We are privileged this month to reprint the statement on newborn pain management published by the American Academy of Pediatrics (AAP) in November 2006. The National Association of Neonatal Nurses (NANN) participated in writing this document via NANN's representative to the Committee on Fetus and Newborn, Carol Wallman, MS, NNP, RNC. This is a great example of collaboration between NANN and other organizations with which the association has alliances. NANN had input into the statement prior to publication, and it reflects the views of all the participating organizations that have a vested interest in caring for newborns.
The days when we did not believe newborns feel pain and stories of newborns having surgery with paralytic agents only are (it is hoped) behind us. We know that infants do, in fact, feel pain and that chronic, repetitive pain can have lasting neurological effects.1 Neonates who undergo surgical procedures are obvious candidates for pain medication, and they usually receive appropriate pain management. However, I don't think many of us would agree that we are doing everything we can to treat pain in the newborn in all circumstances. Infants undergoing routine, but painful, procedures such as heel sticks and intravenous catheter placement are frequently undertreated. The appropriate treatment of chronic pain and stress in neonates on long-term ventilation is unclear and needs further research.
A prospective study of procedural pain and analgesia in neonates found that on average, neonates in a neonatal intensive care nursery (NICU) were exposed to a mean of 14 painful procedures per day, with smaller and sicker infants receiving these procedures more frequently.1 Only 35% of these infants received preemptive analgesic therapy. Nearly 40% of the NICU infants in the study received no analgesic therapy at all.1 I don't think any of us find this acceptable. Yet we continue to undertreat pain in neonates for a variety of reasons, including difficulty in assessing chronic pain in preterm infants, confusion about which pain measurement tool to use, and lack of knowledge of pharmacokinetics in neonates.
How often do you provide pharmaceutical or nonpharmaceutical pain relief prior to doing a heel stick or attempting an IV? What about the neonate who requires more than one attempt to start an IV or obtain a sample of cerebral spinal fluid? One approach to reducing procedural pain in the neonate that is mentioned in the policy statement is to reduce the number of procedures performed.2 We can evaluate the number of laboratory tests and radiographic procedures we order, work to eliminate factors that require laboratory blood draws to be repeated, and minimize the number of attempts for procedures such as IV starts.
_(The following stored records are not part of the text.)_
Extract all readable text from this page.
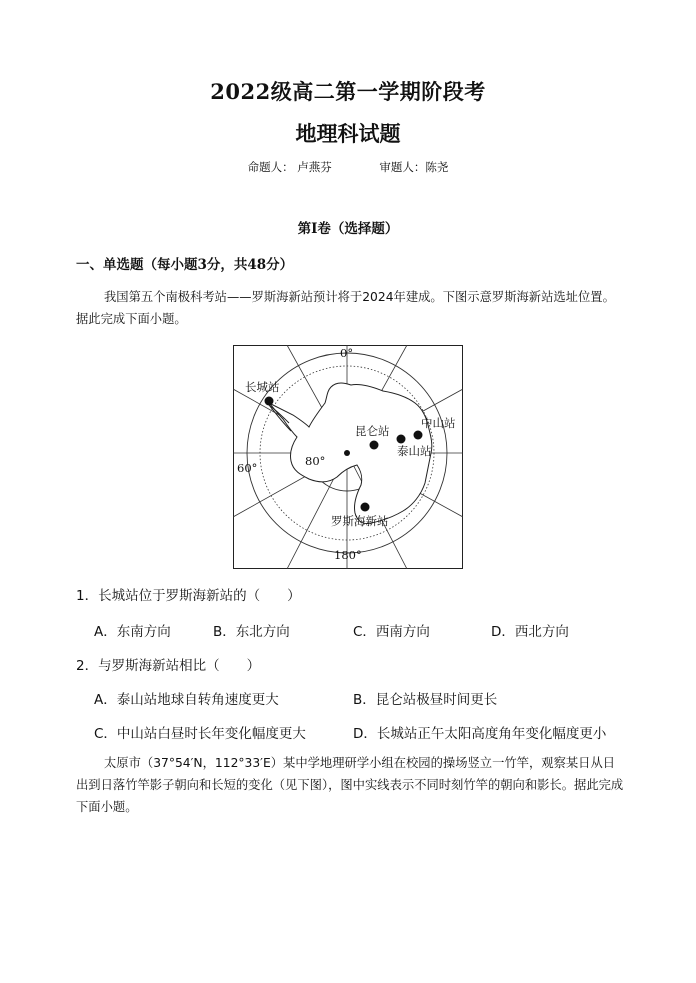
2022级高二第一学期阶段考
地理科试题
命题人： 卢燕芬	审题人：陈尧
第I卷（选择题）
一、单选题（每小题3分，共48分）
我国第五个南极科考站——罗斯海新站预计将于2024年建成。下图示意罗斯海新站选址位置。据此完成下面小题。
0°
180°
60°	80°
长城站
昆仑站
中山站
泰山站
罗斯海新站
1．长城站位于罗斯海新站的（　　）
A．东南方向	B．东北方向	C．西南方向	D．西北方向
2．与罗斯海新站相比（　　）
A．泰山站地球自转角速度更大	B．昆仑站极昼时间更长
C．中山站白昼时长年变化幅度更大	D．长城站正午太阳高度角年变化幅度更小
太原市（37°54′N，112°33′E）某中学地理研学小组在校园的操场竖立一竹竿，观察某日从日出到日落竹竿影子朝向和长短的变化（见下图），图中实线表示不同时刻竹竿的朝向和影长。据此完成下面小题。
There are a number of instruments available for measuring pain in the neonate. None of them are ideal for all neonates in all circumstances.3 This adds to the difficulty in measuring pain consistently and accurately, particularly in instances of chronic pain and stress. Using a tool that is multidimensional and has been tested for reliability and validity is important. Practicing with the tool one is using is vital to avoid variability in results.3 Perhaps the most essential ingredient is a commitment from all those caring for infants to assess neonates on a regular basis and recognize that much of what we do causes significant pain and discomfort and should be addressed. This seems obvious, but research suggests that caregivers discount the amount of pain a procedure causes or the trauma associated with pain in neonates. The responses seen in preterm infants in response to chronic pain or repeated painful procedures can make it difficult for caregivers to recognize pain and distress and to assess the effect of analgesia.4
The Joint Commission guidelines state that patients "have the right to appropriate assessment and management of pain."5 Specific recommendations include regular assessment of neonatal pain along with vital signs or more often, as indicated by pain scores. A standardized pain assessment tool that is specific to neonates should be used. Neonates should have their pain assessed after each potentially painful procedure or intervention and assessed again for efficacy of pharmaceutical or nonpharmaceutical interventions.5
The AAP policy statement has a number of practical recommendations that should be implemented in our NICUs. These include assessment of pain with multidimensional tools, including both physiologic and behavioral indicators of pain. We should make every effort to minimize the number of painful procedures we do. Methods of pain control should include nonpharmacologic pain reduction methods for minor procedures. For more invasive procedures, topical anesthetics and pharmacological interventions are appropriate. A number of procedures that cause pain and distress in the neonate are discussed.
I would urge all of us to distribute this information in our NICUs and assess how well we are doing in treating our neonates. We have an obligation to our babies and families to ensure that all of the neonates in our care have adequate, appropriate pain control.